Bitter Lessons from the ISSpresso
The ISSpresso cost millions and weighed 20kg because launch costs were never the problem—certification, interface compliance, and failure-mode documentation are what make space hardware expensive.
What Matters
- A $150, 3.5kg Lavazza espresso maker became a 20kg oven-sized box costing likely single-digit millions on the ISS.
- NASA’s Safety Review Process requires hazard reports for every conceivable failure mode, certified fixes, and g-force analysis for the truck ride to Kennedy.
- The sharp capsule-puncturing pin required a special safety waiver; shattered plastic that inconveniences you on Earth is an acute inhalation hazard in microgravity.
- Even cutting regulatory overhead 75%, a device like the ISSpresso would still cost hundreds of thousands and be built like a tank.
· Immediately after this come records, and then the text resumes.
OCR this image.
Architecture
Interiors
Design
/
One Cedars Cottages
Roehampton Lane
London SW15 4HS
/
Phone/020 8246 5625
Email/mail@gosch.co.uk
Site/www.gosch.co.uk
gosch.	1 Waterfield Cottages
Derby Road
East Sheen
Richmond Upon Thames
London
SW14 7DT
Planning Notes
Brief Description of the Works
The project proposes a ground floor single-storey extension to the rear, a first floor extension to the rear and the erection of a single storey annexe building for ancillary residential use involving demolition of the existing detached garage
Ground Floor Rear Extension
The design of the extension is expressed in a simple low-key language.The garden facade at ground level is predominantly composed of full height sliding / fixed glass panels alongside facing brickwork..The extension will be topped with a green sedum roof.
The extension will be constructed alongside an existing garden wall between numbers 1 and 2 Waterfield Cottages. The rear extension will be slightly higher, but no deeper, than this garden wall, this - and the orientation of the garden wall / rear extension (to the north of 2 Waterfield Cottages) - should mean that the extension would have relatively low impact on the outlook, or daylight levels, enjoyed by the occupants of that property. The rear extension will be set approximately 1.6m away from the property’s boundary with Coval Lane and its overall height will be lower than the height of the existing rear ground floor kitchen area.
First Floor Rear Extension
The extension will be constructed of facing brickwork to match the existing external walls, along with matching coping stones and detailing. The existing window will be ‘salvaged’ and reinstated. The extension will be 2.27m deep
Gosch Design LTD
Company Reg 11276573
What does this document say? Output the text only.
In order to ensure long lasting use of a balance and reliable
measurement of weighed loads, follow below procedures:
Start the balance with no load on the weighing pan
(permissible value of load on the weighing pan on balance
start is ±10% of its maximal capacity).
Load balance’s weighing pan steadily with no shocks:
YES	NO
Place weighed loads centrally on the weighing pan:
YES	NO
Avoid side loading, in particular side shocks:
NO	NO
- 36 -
- Cheap Starship launches don’t solve equipment cost: billions go to flight qualification, not the ride up.
- Mars missions compound this—hardware must survive launch, 6-month dormancy, EDL, 17 months of partial gravity and dust, possibly 2+ years pre-positioned before crew arrives.
- [HN: @pavel_lishin] NASA’s Pressurized Payloads Interface Requirements doc contains detailed diagrams worth examining for anyone designing ISS-compatible hardware.